“I am having nightmares that pull (request) 17 is never going to get merged”

A story about whack-a-mole PR comments

A few minutes ago, I came back to the hotel room after wrapping up a great day at Assert(js) Testing Conf in beautiful, cold 🌧 San Antonio. If you weren’t there in 2018, I highly recommend you visit next year!

The conference had a couple of themes: Mocking (or not mocking), unit vs integration tests or whether they’re the same, reducing cyclomatic and cognitive complexity, among other great content.

With my head spinning slightly (mainly due to the extensive amount of knowledge dumped onto us during the day, less so due to the consequences of attending the conference’s after-party…), I sat down and scanned my Slack notifications.

One caught my attention right away:

😴 👻

What is “Pull (Request) 17”?

I like to reference to situations like that as black holes. It’s like a piece of code someone wrote years ago and nobody understands anymore, you don’t want to go anywhere near that.

Well, PR 17 turned into a black hole. It all started on November 1, 2017 — that was 113 days ago.

The beginning

For various reasons, we are moving towards an architecture with smaller, independent services that each take care of a certain functionality of the overall platform.So this profile-variables service is one such service, meant to be developed and deployed in small pieces until it’s feature-complete.

What happened?

In two words: the unthinkable.Originally, the service was developed by a contractor, written in standard Node.js / Express with Docker as the deployment environment in mind. Shortly after the first few commits, we decided to deploy to Google Cloud Functions (GCF) and use PubSub instead (insert a long, unrelated story here). The profile-variables service was picked as the first service to run on GCF.

A team member (let’s call him fictional Jimmy) took over the existing code and started with the migration to GCF. Following best practices, he regularly pushed new code to Github and reviewers left comments. New team members joined the company and also left notes, suggestions, thoughts, etc.

Fictional Jimmy diligently answered questions, replied to comments and applied suggestions made by reviewers.

“I can address them all but every time I address issues it seems like 10 more pop up.” — Fictional Jimmy, today

As of today, PR 17 has 6 contributors and the overall stats look like this:

The end (?)

How could this happen?

Most accidents are the result of multiple things gone wrong. So too is PR 17.

We focused too much on the micro, and didn’t pay attention to the macro.
Processes were followed, but they were either not well defined or possibly followed too strictly.
No alarm bells rang when PR 17 crossed a certain number of comments, commits or files changed.
Tools, automation, CI/CD everything worked as expected, but we did not plan for a situation like the one we encountered in this PR.
We should have not allowed conversations regarding the overall GCF deployment to be part of a pull request.

What do we learn from that?

This brings me back to today’s AssertJS conference and the themes I mentioned earlier.

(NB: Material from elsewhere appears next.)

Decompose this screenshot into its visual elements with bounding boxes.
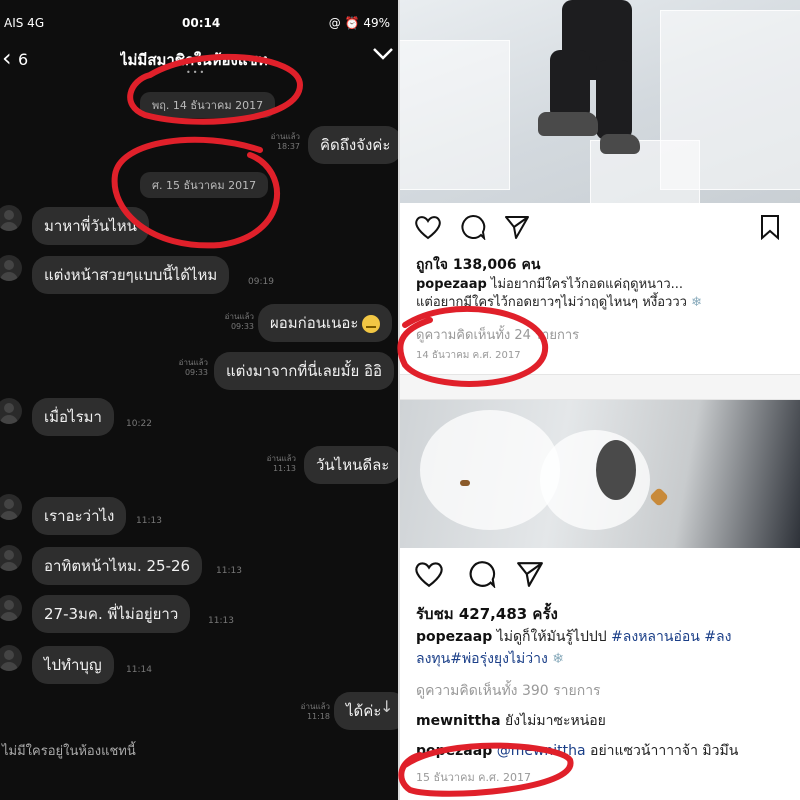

Speakers also mentioned topics like pull request reviews, automated tests, use tools to help with the process, the list goes on. As I was taking notes, I kept thinking:

“Pull request reviews and no force-push”: ✅ We’ve got that.
“Test in isolation”: ✅ Yep, couldn’t agree more.
“Use tools and bots to be the bad cops”: ✅ Got that in place.

I felt, considered all things, our team is doing a pretty good job at keeping code quality high.

Then, I read fictional Jimmy’s Slack message and it hit me:

Tools, processes, automated test suites, etc. none of that matters if we forget to see the big picture.

Many takeaways I have from the conference focus on improved code quality, fewer bugs, delivering software that works and performs well. These are all super important things each and every team has to think about.

But on top of that, our PR 17 situation taught me that once in a while, as a team, we have to step back and discuss the daily processes, ask each team member to share what they think could be improved. It’s easy to get carried away focusing on the best tool for the job or the most elegant way to write integration tests.

With that in mind, I encourage you to go for a walk, think about your processes and come up with a list of three things you could improve in your workflow to avoid a “PR 17" (synonym for “a black hole”, “your worst nightmare”, or similar).

PS: Thanks to fictional Jimmy for the inspiration for this blog post 🙏!